Over the years a lot of Filipinos in the intellectual and elite classes have tried to educate Filipino voters to vote for the most qualified, not the most popular or the most generous with their ill-gotten wealth.

Most have failed. There is a very strong possibility that I will fail and others will fail. I'm in the bettors' paradise of Las Vegas, and I know that the odds for this coming Revolution in the Ballot Box that I'm talking about are in million to one territory.

But what if the idea of the Revolution in the Ballot Box catches fire on the Internet? What if enough people forward it and it makes the rounds in the Philippines and in the diaspora several times over? What if people actually take this call to arms seriously?

It is a simple concept. Do not vote for a re-electionist candidate. Vote for the most qualified opponent. Do it in protest. Scream from the rooftops that you are tired of incompetent and corrupt officials. You want justice, you want a future for your children. You want to live in the Philippines and not have to work as a maid or day laborer in some foreign land. You want to be safe from floods, from mudslides, from the rubble of buildings that collapse because they are not built to withstand medium-strength earthquakes.

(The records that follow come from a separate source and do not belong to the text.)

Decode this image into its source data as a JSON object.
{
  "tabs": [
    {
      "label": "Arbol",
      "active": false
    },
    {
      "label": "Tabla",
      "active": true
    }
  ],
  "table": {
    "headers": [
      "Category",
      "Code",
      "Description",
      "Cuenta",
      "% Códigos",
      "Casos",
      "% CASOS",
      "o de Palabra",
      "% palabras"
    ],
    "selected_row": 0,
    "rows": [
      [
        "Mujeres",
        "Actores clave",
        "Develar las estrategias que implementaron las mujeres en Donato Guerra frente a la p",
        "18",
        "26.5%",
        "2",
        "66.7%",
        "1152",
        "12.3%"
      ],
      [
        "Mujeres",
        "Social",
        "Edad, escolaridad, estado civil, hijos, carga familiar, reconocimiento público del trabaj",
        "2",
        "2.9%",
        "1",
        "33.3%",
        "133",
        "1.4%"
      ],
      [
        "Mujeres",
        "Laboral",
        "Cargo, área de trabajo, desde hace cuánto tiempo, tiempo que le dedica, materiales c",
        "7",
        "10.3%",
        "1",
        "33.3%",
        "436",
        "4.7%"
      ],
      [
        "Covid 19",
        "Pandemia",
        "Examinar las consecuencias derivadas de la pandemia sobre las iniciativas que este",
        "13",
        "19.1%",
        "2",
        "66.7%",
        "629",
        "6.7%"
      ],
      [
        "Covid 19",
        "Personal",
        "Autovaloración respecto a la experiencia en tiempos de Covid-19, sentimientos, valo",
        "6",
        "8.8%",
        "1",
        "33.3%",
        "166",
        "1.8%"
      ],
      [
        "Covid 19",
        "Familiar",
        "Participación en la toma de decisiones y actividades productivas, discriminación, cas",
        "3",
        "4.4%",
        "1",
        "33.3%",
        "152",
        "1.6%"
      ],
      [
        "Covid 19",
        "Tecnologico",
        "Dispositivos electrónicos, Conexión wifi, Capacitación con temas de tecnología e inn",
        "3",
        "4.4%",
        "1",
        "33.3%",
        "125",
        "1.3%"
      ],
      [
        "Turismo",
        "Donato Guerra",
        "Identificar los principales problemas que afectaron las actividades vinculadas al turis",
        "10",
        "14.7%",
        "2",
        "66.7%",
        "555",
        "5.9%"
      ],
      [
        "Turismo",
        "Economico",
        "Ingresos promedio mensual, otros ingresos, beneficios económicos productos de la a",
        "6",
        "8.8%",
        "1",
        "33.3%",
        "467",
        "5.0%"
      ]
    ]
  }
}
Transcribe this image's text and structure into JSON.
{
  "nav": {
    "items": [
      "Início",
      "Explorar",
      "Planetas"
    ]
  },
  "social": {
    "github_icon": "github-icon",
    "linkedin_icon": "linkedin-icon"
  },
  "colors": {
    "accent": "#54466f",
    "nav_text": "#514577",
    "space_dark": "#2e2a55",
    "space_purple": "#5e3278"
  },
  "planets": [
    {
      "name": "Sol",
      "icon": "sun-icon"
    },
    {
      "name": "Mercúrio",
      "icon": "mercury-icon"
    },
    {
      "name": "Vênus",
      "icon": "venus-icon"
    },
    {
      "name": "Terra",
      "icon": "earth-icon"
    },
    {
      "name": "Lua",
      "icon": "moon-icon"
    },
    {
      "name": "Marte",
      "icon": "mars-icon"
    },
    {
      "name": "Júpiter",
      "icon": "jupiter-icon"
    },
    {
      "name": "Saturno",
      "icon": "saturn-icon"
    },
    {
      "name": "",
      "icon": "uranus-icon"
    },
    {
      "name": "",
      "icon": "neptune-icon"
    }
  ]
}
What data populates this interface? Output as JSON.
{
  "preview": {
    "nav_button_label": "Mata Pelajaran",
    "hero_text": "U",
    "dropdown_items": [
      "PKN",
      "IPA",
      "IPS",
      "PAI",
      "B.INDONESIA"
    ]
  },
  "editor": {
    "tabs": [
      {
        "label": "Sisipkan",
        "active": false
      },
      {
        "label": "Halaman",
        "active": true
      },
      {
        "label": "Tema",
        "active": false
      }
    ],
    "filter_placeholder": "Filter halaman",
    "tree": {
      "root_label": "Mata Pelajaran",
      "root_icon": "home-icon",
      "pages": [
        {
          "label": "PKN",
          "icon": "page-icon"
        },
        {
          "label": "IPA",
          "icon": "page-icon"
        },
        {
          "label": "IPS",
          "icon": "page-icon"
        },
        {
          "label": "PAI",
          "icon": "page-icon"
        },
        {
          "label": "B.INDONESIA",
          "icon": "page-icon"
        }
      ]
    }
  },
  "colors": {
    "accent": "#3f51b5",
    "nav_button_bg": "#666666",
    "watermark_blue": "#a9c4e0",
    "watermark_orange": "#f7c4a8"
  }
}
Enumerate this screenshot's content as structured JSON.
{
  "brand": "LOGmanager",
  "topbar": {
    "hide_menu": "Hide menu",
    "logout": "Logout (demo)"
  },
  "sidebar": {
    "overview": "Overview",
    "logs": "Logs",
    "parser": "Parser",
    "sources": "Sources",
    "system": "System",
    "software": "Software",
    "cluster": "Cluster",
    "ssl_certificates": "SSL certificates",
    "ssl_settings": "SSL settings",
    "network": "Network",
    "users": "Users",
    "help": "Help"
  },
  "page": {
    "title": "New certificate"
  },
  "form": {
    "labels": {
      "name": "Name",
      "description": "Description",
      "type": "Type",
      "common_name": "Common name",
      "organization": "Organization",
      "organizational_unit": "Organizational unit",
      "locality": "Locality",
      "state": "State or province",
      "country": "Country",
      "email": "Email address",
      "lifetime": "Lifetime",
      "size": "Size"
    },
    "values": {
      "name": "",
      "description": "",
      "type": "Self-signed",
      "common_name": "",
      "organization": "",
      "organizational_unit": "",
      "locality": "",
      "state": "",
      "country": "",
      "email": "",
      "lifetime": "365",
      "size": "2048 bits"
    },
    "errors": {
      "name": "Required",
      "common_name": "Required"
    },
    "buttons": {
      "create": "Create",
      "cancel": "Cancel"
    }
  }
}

You don't have to go through hoops or take extraordinary measures. Just don't vote for the incumbent public officials in your town, in your province, in the national government. Vote for their opponents.

And keep doing it until a new class of politicians emerge that serve you and serve you well, and do not have their hand in the collection box.

If the corrupt and incompetent politicians offer you money, take it but do not vote for them. They have been deceiving you all this time. Deceive them back. They are mostly Machiavellians; be a Machiavellian yourself. Deceive the deceivers.

If you keep doing this enough times, starting in May, 2010, someday - 20 to 30 years from now - you or your children will wake up and find a new Philippines being run by elected officials who serve their constituents well, who work for the public interest, who do not steal from the government.

That is what Revolution in the Ballot Box means.